Como decía Serguéi Dovlátov, «el exotismo del material biográfico es un estímulo literario de importancia». Quizá por falta de exotismo, o por pura inmadurez, las operas primas de veinteañeros/as que contienen pathos, dureza y acción extemporáneas son asaz infrecuentes. Claire Vaye Watkins (Bishop, California, 1984) es una excepción. Dovlátov daría su sello de aprobación: la autora, quien debutó a los 22, es la hija de Paul Watkins, el miembro más decente -y musical- de la Familia Manson. Eso nos cubre ampliamente tanto el exotismo como el trauma. Lo demás lo pone la autora con una prosa fibrosa y precoz en historias turbadoras donde la moralina no saca la cabeza. A este lector los relatos de Nevada (Malas Tierras), su estreno en España, le recordaron a la fatalidad intratable de las historias de Flannery O’Connor (donde nadie es bueno), así como a la violencia y perdición-de-nacimiento de Larry Brown o Harry Crews.

--No puedes dejar de escribir con orgullo y horror sobre un lugar del que hiciste todo lo posible por escapar.
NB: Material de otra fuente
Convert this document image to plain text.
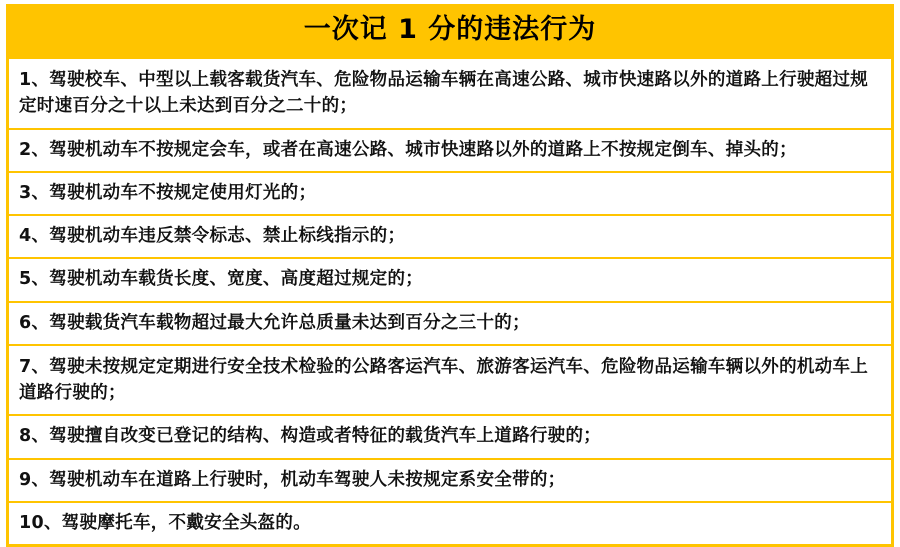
一次记 1 分的违法行为
1、驾驶校车、中型以上载客载货汽车、危险物品运输车辆在高速公路、城市快速路以外的道路上行驶超过规定时速百分之十以上未达到百分之二十的；
2、驾驶机动车不按规定会车，或者在高速公路、城市快速路以外的道路上不按规定倒车、掉头的；
3、驾驶机动车不按规定使用灯光的；
4、驾驶机动车违反禁令标志、禁止标线指示的；
5、驾驶机动车载货长度、宽度、高度超过规定的；
6、驾驶载货汽车载物超过最大允许总质量未达到百分之三十的；
7、驾驶未按规定定期进行安全技术检验的公路客运汽车、旅游客运汽车、危险物品运输车辆以外的机动车上道路行驶的；
8、驾驶擅自改变已登记的结构、构造或者特征的载货汽车上道路行驶的；
9、驾驶机动车在道路上行驶时，机动车驾驶人未按规定系安全带的；
10、驾驶摩托车，不戴安全头盔的。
--Si estás cómodo en un sitio no hablas sobre él. Necesitas sentir que no perteneces, y observarlo con una cierta repulsión. Para mí, hablar del mundo en el que crecí se convirtió en una manía, lo analizaba compulsivamente porque no quería terminar de aquel modo. Admiro la forma en que mi abuela y mi madre salieron adelante, pero no quiero ser la chica que da el cambio en el Caesar’s Palace durante toda mi vida. Nevada es brutal con las mujeres. Persiste la idea de los pioneros de que las mujeres están allí para proporcionar placer a los hombres. Amo ese sitio con toda mi alma, así que, aunque las historias sean oscuras y góticas, mi mirada no es reprobatoria. Si llego a pintar Nevada como un sitio mejor de lo que es, la gente de la que hablo dirían que lo que hago es una mentira.

--Los críticos parecen esperar que la narrativa obrera hable de un mundo fraternal al estilo de ‘Las uvas de la ira’, o pinte un descenso a los infiernos de la delincuencia. Pero la gente de la que escribes no es ni tan noble ni tan vil.

--Los turistas de clase tienden a verlo como algo mucho más oscuro y temible de lo que es. Lo cierto es que si vienes de allí te das cuenta de que muchas de esas vidas están llenas de humor y de amor. Hay comedia en esa oscuridad, no solo fatalidad, o sordidez, o tragedia. La crítica que me hacen más a menudo es que mis relatos son demasiado «lúgubres». Y otra: «¿Y qué pasa con la esperanza?». No puedo colocarles un final feliz a mis historias para que alguien se sienta mejor sobre el modo en que vive y se comporta la gente pobre. En EEUU somos adictos a la esperanza, pero no sé qué hemos hecho para merecerla.

--¿Cuántas veces te han dicho «si tanto te gustaba el desierto, por qué no te quedabas allí»?

--Cientos. A la gente le encanta la competición de autenticidad de este sitio o aquel otro, y te otorgan puntos por quedarte, como si eso fuese bueno por definición. Lo que me jode es que aún me angustia escuchar ese tipo de críticas. Tengo casi síndrome de culpabilidad del superviviente. Me apena pensar en la gente de mi pueblo que era igual o más lista que yo y que no llegó donde yo estoy, solo porque esos sitios están estructurados injustamente.

--Algunos paisanos tuyos sí se quedaron. Larry Brown o Donald Ray Pollock, por ejemplo, jamás se alejaron de la fuente de su alienación.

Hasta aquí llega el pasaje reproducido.